Medi-Vac helicopters, commonly know as life-flights, can mean the difference between someone surviving a traumatic injury or illness, or dying.
While most people wouldn't put a price tag on a life, insurance companies and hospitals do.
Some Walton County residents are dealing with some huge bills they received after using the AirHeart air ambulance service.
During a medical emergency, the last thing on anyone's mind is how much will this cost?
"It's worth whatever. My daughter had to use it last year” says
Mike Burke who thinks the service is invaluable.
His daughter had a terrible cut from a sliding glass door accident and it probably saved her life.”
There's no question about its necessity, but there is controversy about the enormous expense.
Another Walton county resident, Alvin Spence, was asked how much he thought the cost to be lifeflighted in air ambulance would be.
His response? "Probably about $13-$14,000” Spence says.
As it turns out, that would be a bargain.
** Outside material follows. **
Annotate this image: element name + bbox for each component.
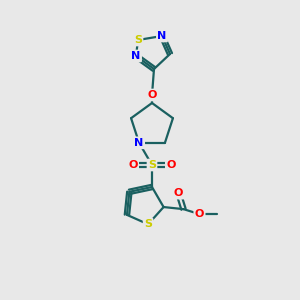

Spence was shocked by the reality.
In Walton County, the base rate at lift off is $11,902.82, with a surcharge of $118.98 per mile.
Lynn Hoshihara is the Interim county attorney and sympathizes with the citizens who spoke out at the Tuesday night commission meeting.
"It’s a lot to have to ask from a family who's going through what they're going through to need such services to have the burden of such high fees and the threat of being sent to a collection agency” says Hoshihara.
According to the county, they have met with AirHeart representatives to negotiate flight prices and are still in the midst of mediation to reduce costs.
County Commissioner Larry Jones hopes changes are on the way.
"The average bill for a liftoff in Walton County is $18,000. The average cost concurred by the provider for that lift off is about $4000” says Jones.
So why the huge deficit?
Regional Vice President Dean Dow says "we have to charge some level above our costs to make a profit and continue to stay in business."
Air Methods says the cost of the actual flight is relatively low.
What you're paying for is the $6 million dollar chopper, the pilots and the paramedics being available 24-hours a day.
The county is hoping to come to an agreement with AirHeart and are looking for alternatives to the system that is currently in place.
What about insurance coverage?
According to Air Methods, the average insurance company covers more than 80% of life-flight charges for Florida patients.
But Bluecross-Blueshield, which insures most government, county and state workers, only covers 57% of the charges.
Air Methods filed suit against Bluecross-Blue shield in 2008 over the issue.
The trial is scheduled to begin in July.